How prosecutors should present statistics in the cases in which the match came about from a database trawl is an important question, but it would have been misleading to tell jurors that the “chance that this DNA match [to John Puckett] was pure coincidence” was “one in three,” as Puckett wanted to do. Putting the possibility of laboratory error to the side (as the op-ed does), the probability of a database trawl suggesting that John Puckett was the killer of 22-year-old Diana Sylvester is 1 if Puckett was in fact the killer. It is about 1 in 1.1 million if he was not.
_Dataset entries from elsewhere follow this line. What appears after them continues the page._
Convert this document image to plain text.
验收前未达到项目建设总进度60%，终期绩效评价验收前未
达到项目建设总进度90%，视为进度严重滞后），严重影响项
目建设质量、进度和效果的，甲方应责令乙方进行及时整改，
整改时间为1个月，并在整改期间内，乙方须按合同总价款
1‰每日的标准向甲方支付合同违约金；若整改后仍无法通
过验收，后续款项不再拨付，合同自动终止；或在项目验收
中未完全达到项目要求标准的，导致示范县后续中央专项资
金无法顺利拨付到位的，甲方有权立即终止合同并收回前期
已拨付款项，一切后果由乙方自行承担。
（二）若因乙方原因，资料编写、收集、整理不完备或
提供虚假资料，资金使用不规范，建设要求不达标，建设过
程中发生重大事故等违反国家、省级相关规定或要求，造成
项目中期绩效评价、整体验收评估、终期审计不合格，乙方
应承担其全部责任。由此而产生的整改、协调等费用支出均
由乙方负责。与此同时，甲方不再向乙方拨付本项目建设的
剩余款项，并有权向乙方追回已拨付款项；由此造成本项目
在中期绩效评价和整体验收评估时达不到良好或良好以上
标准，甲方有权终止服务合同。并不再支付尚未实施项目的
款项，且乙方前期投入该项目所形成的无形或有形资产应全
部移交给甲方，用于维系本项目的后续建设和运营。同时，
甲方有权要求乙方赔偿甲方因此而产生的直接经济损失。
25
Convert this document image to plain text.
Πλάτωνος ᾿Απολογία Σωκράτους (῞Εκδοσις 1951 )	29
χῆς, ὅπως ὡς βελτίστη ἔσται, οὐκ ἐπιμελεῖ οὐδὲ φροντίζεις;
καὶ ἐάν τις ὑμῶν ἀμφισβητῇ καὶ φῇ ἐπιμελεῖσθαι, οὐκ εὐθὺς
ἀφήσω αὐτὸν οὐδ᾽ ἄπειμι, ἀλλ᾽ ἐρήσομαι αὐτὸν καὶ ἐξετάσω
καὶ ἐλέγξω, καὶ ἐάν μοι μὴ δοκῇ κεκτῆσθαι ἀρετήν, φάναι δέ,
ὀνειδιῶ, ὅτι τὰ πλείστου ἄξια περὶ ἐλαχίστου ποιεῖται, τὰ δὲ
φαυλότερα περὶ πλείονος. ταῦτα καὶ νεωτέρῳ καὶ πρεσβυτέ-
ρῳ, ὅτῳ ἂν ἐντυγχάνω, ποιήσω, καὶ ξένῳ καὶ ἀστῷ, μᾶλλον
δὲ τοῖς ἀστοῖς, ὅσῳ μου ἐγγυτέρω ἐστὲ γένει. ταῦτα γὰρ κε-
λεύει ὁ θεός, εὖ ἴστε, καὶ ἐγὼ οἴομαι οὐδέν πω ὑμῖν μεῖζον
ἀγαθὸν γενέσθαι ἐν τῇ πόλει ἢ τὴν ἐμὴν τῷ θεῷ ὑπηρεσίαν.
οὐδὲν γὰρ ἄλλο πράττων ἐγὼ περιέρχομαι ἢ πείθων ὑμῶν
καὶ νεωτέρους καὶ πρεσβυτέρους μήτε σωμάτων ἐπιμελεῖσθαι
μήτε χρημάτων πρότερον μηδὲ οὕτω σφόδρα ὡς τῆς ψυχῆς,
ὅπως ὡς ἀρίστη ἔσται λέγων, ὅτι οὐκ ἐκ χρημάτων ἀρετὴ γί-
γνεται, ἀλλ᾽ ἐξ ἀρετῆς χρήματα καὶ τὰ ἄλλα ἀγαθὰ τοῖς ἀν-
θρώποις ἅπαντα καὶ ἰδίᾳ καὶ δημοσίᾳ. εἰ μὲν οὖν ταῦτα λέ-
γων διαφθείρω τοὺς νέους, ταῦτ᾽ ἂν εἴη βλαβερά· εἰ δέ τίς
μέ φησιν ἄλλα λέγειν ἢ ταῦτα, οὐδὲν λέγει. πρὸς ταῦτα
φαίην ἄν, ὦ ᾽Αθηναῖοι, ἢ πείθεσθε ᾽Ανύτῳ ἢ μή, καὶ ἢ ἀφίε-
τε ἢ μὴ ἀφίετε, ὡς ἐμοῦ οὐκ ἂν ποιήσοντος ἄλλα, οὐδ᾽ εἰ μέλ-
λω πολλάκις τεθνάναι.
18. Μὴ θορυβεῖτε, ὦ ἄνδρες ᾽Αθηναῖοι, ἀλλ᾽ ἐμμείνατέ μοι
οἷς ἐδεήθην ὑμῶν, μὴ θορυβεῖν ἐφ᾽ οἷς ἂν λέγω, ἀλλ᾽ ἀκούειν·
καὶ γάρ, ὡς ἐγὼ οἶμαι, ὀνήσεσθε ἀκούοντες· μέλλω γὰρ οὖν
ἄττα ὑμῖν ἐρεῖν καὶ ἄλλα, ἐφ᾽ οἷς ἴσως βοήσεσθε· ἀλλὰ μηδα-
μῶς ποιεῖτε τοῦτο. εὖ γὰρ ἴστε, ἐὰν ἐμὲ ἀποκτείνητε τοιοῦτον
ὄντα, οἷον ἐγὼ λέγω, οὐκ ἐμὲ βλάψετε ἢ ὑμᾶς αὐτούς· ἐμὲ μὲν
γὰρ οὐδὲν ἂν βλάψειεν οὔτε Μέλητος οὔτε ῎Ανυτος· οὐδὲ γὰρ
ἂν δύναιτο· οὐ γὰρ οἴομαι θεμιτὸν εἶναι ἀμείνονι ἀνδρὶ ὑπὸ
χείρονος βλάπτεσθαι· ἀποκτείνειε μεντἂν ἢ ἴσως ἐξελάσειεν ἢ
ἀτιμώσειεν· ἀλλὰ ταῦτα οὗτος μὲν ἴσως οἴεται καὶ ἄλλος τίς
A figure like 1 in 3 therefore is not suitable for presenting to a jury as a measure of how revealing a database match is, but perhaps it is useful for another purpose. Puckett produced the probability by multiplying the tiny random-match probability of 1 in 1.1 million by the size of the database. This multiplication yields an estimate of how often trawling a database populated entirely by people innocent of every crime for which the database is used would produce matches to anyone. The larger the number, the greater the risk that “innocent databases”—those that fail to contain profiles of the individuals leaving their DNA at crime-scenes—will lead to false accusations.

Of course, we know that this is not a meaningful estimate of the false positive rate of the real databases, for most matches are corroborated with other evidence. If all databases were innocent, and the 1-in-3 number applied, we would be seeing lots of matches to people too young or too old to have committed the crime being investigated, in prison at the time, or having other solid alibis like Mr. Anderson’s.
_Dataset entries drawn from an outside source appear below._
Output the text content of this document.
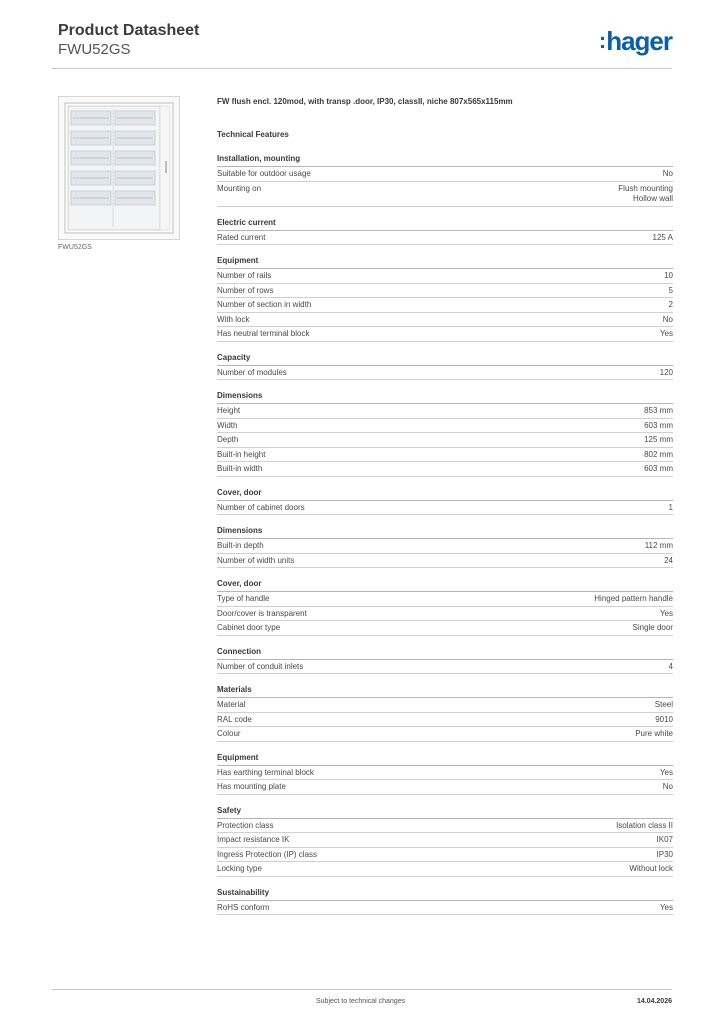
Product Datasheet
FWU52GS	:hager
FWU52GS
FW flush encl. 120mod, with transp .door, IP30, classII, niche 807x565x115mm
Technical Features
Installation, mounting
Suitable for outdoor usage	No
Mounting on	Flush mounting
Hollow wall
Electric current
Rated current	125 A
Equipment
Number of rails	10
Number of rows	5
Number of section in width	2
With lock	No
Has neutral terminal block	Yes
Capacity
Number of modules	120
Dimensions
Height	853 mm
Width	603 mm
Depth	125 mm
Built-in height	802 mm
Built-in width	603 mm
Cover, door
Number of cabinet doors	1
Dimensions
Built-in depth	112 mm
Number of width units	24
Cover, door
Type of handle	Hinged pattern handle
Door/cover is transparent	Yes
Cabinet door type	Single door
Connection
Number of conduit inlets	4
Materials
Material	Steel
RAL code	9010
Colour	Pure white
Equipment
Has earthing terminal block	Yes
Has mounting plate	No
Safety
Protection class	Isolation class II
Impact resistance IK	IK07
Ingress Protection (IP) class	IP30
Locking type	Without lock
Sustainability
RoHS conform	Yes
Subject to technical changes	14.04.2026
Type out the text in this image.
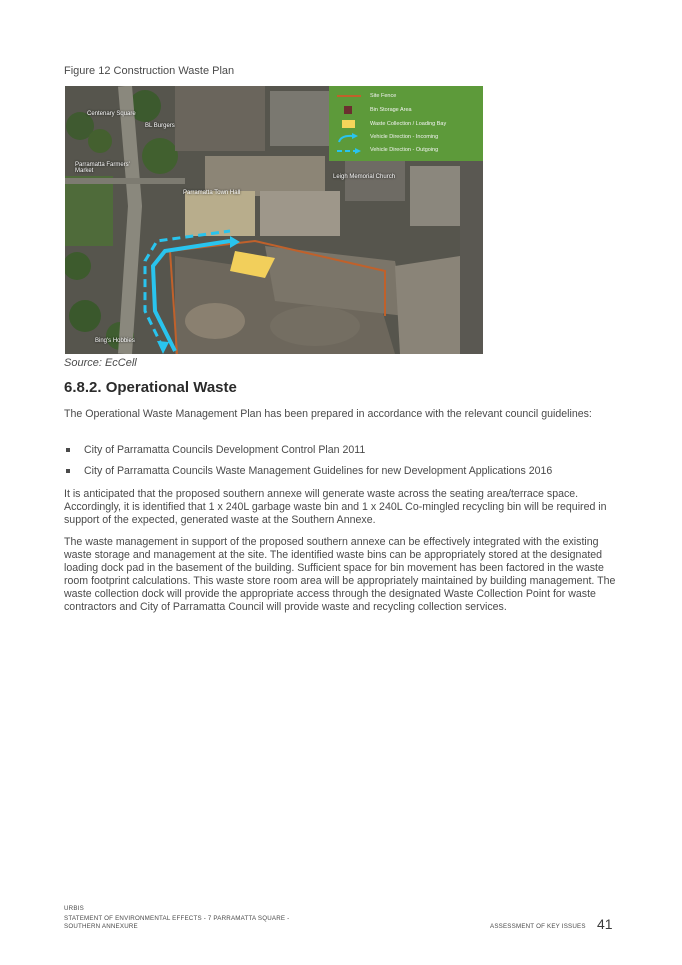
Figure 12 Construction Waste Plan
Centenary Square
BL Burgers
Parramatta Farmers' Market
Parramatta Town Hall
Leigh Memorial Church
Bing's Hobbies
Site Fence
Bin Storage Area
Waste Collection / Loading Bay
Vehicle Direction - Incoming
Vehicle Direction - Outgoing
Source: EcCell
6.8.2. Operational Waste
The Operational Waste Management Plan has been prepared in accordance with the relevant council guidelines:
City of Parramatta Councils Development Control Plan 2011
City of Parramatta Councils Waste Management Guidelines for new Development Applications 2016
It is anticipated that the proposed southern annexe will generate waste across the seating area/terrace space. Accordingly, it is identified that 1 x 240L garbage waste bin and 1 x 240L Co-mingled recycling bin will be required in support of the expected, generated waste at the Southern Annexe.
The waste management in support of the proposed southern annexe can be effectively integrated with the existing waste storage and management at the site. The identified waste bins can be appropriately stored at the designated loading dock pad in the basement of the building. Sufficient space for bin movement has been factored in the waste room footprint calculations. This waste store room area will be appropriately maintained by building management. The waste collection dock will provide the appropriate access through the designated Waste Collection Point for waste contractors and City of Parramatta Council will provide waste and recycling collection services.
URBIS
STATEMENT OF ENVIRONMENTAL EFFECTS - 7 PARRAMATTA SQUARE -
SOUTHERN ANNEXURE	ASSESSMENT OF KEY ISSUES 41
Thus, it is improbable that strictly coincidental database matches are common—particularly in the run-of-the-mill cases in which the crime-scene DNA is not a mixture or too small or too degraded to be fully typed. Nevertheless, no one can say exactly how often DNA database searches turn up plausible suspects who are, in fact, innocent. This takes me back to Professor Obasogie’s one good point—let’s not get carried away with DNA database matches. There can be innocent explanations for reported matches. But let’s not become overly skeptical of the value of DNA databases to generate investigative leads—and let’s not use bad math to prop up our conjectures.



  1. Professor Kaye,

    You have misquoted and misrepresented my oped. Readers of this blog are welcomed to read the piece at the link below.

    1. The link that is in the main posting (twice) might be more convenient for readers.

      Charges of misquotation and misrepresentation are not to be taken (or made) lightly. I apologize in advance for any such mistakes. All quotations came from cutting and pasting from the op-ed, so I assume that the words appeared there. Needless to say, I read the op-ed about "high risk" more than once to extract its meaning to the best of my ability. Therefore, I am unable to find misquotations or misrepresentations on my own, but I would welcome an opportunity to make any and all corrections that are warranted.